Recruiting, communicating with and involving members is easier than you think
It is crucial to maintain constant communication with members and potential members throughout a campaign. This builds trust in the union and momentum in the campaign and in the union as a member focused organisation.
These communications should include newsletter, email and social media. However, it is vital that they also include methods which engage and facilitate direct in-person contact.
It is critical to hold workplace meetings to share and communicate progress on your campaign. Meetings should be short, informative and focussed solely on the issue in hand.
Members must be involved as well as informed. Members meetings play a key role in helping people understand and contribute to our campaigns and provide members with a local focus of activity.

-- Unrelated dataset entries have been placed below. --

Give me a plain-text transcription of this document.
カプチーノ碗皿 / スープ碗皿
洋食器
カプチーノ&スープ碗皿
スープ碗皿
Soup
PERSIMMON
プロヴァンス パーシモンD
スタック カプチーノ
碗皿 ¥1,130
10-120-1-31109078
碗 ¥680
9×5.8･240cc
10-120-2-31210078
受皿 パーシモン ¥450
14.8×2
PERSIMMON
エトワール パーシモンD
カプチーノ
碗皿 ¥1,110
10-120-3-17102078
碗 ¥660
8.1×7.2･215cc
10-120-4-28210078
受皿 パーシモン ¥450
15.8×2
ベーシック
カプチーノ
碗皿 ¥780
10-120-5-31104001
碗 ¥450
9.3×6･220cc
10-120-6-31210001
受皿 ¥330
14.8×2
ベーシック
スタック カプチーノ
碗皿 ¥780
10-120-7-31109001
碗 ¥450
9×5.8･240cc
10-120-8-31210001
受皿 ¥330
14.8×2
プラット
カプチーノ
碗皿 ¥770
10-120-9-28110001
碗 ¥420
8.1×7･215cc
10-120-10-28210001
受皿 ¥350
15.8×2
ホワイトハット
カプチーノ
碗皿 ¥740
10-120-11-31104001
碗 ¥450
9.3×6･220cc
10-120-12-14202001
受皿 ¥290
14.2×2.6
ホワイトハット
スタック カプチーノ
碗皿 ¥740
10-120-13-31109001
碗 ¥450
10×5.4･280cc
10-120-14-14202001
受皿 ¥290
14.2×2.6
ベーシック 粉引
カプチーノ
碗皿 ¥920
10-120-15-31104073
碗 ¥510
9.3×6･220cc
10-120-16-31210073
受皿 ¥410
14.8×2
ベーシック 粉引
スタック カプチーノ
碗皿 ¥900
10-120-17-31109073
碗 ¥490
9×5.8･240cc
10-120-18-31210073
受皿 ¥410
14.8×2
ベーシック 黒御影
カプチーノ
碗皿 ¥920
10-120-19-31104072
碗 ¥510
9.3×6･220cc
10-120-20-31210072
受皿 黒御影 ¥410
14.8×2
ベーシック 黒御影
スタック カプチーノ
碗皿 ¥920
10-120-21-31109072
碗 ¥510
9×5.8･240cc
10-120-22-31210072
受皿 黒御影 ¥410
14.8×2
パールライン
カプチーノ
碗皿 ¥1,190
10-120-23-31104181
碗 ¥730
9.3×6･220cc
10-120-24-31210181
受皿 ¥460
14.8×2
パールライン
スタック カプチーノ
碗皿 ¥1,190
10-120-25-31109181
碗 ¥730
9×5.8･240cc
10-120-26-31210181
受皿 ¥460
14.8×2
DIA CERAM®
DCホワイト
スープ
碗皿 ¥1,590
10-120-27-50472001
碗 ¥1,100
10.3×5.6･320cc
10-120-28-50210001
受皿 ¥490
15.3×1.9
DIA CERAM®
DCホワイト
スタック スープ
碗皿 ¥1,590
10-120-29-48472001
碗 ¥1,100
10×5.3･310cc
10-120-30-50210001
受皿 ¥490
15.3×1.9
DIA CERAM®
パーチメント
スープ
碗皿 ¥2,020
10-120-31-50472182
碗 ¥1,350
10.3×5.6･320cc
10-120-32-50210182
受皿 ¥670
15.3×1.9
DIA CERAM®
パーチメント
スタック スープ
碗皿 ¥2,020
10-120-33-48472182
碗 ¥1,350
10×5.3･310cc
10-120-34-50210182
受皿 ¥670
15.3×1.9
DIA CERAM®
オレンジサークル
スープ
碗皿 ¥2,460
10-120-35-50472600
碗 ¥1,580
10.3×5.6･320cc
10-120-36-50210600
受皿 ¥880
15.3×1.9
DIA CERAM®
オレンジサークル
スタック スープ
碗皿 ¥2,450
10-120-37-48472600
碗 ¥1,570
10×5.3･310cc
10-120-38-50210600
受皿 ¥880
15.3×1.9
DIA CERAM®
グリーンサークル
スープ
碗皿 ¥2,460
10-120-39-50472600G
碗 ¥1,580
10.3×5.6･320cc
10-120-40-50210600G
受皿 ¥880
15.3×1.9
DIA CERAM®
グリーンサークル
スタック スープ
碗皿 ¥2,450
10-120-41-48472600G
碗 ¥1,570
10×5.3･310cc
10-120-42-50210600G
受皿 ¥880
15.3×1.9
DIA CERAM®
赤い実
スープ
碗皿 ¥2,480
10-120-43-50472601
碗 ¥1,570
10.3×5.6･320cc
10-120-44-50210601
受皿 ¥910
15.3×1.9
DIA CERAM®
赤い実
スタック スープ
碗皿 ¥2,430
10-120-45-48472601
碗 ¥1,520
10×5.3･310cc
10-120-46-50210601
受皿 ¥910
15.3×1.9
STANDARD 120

Meetings provide a vital space for members to raise their questions, concerns and ideas directly with each other. You can raise awareness of the need to do things to support the campaign.
Meetings are a good way to involve members more directly in union work and to exchange information at a branch and workplace level. You may find members contribute useful ideas for local campaigns and may get volunteers to help with branch activity such as leafleting or petitioning.
What is the meeting about? We want members to understand the issues and to get active in the campaign. The meeting is needed to explain the issues and what members can do to help. It is vital we focus attention on the need to fully support the campaign. Consider the following:
- Timing – is the planned time a time that the majority of people are going to be able to make?
- Venue – is it big enough without being too big if not so many turn up? Would the meeting be better held off site if management are hostile and people will feel intimidated about attending?
- Who to invite – is it going to be open to members and non-members, or only members? This may depend on how “unionised” the workplace is. Open meetings can be a great place to recruit non-members as long as they are given a form and asked to join.
- What is the agenda and purpose of the meeting? – Those running the meeting should have a clear idea of what you want to achieve from the meeting and have developed an agenda so that people know what they are coming to discuss or hear about. You may also want to think about doing something interesting like inviting a guest speaker on the issue or asking a member of the organising team to attend and assist in planning your local campaign.
- Advertising the meeting - you need to think about how you are going to advertise the meeting in a way that invitees know about it and are encouraged to come. This would include things like getting more active members to encourage their co-workers to attend, sending emails around with a reminder closer to the time and putting up posters in the workplace. If it is about a contentious issue which the employer opposes, or is a strike meeting, you will need to arrange for leafleting the workplace outside entrances.
Getting members involved
Talking to someone on a one to one basis is one of the most successful ways of getting people to become more involved in the union. It can assist you with the following:
- Learning more about them
- Finding out their opinion on particular issues
- Identifying issues and concerns
- Building a relationship
- Getting them to join the union
- Asking them to get involved in union activity e.g. sign a petition, attend a meeting or talk to co-workers
- Identifying new workplace reps or contacts/advocates
This usually follows the following number of steps:
- Introduction (if necessary), develop a rapport
- Find out basic information about the worker – name, job, are they in PCS?
- Establish issues of concern by active listening (80% listening and just 20% talking is a good guide)
- Based on the points they raise, give positive examples of how the union can help
- Ask them to join the union, or if already a member ask for their commitment to a campaign aim, eg, come to the next meeting, sign a petition or e-action, or become a union advocate for their floor
- Wrap up – if they felt unable to agree (to join or make a commitment for the campaign) give assurance that of a time and date where you can speak to them again once they’ve had time to consider. Ensure you have a notepad or clipboard to make a note of names to go back to
The idea is not to get yourself in an argument or debate about the union but to develop a positive relationship with people so they see the advantage in joining the union or getting more involved.
Listening to people’s concerns is the most effective way of building trust in the union, rather than ‘preaching’. Don’t feel you have to have solutions to everything. If you’re asked something you’re unsure of it is better to make a note of the question and go back to them once you’ve found the answer.
Remember that the reason most people give for why they aren’t a member or more active in the union is that they have never been asked.
‘Like recruits like’
When you are planning activities to try and recruit fellow workers to the union you want to think about who is best placed to approach someone. If people are approached by a friend or a colleague, who they know and trust they are more likely to agree to join or get active, then they might be if a total stranger approaches them and asks.
The same goes for producing materials you need. Think about the people in your workplace. If they are predominately young maybe you could ask a younger member to write a leaflet that may appeal to young members.
Using people skills where appropriate
When allocating tasks in a campaign it could be useful to think about the kind of skills that your campaign team has and how they can be utilised as part of the campaign.
For example if someone has experience in writing a community campaign newsletter then they might be a good person to co-ordinate a local branch or workplace newsletter.
If someone has better access to the movements of people in the department then could give the group information to assist in mapping.
This is something also to remember as part of succession planning. If a rep who has been very active is leaving the workplace you need to think about how you can replace them and getting them to mentor people into their new role.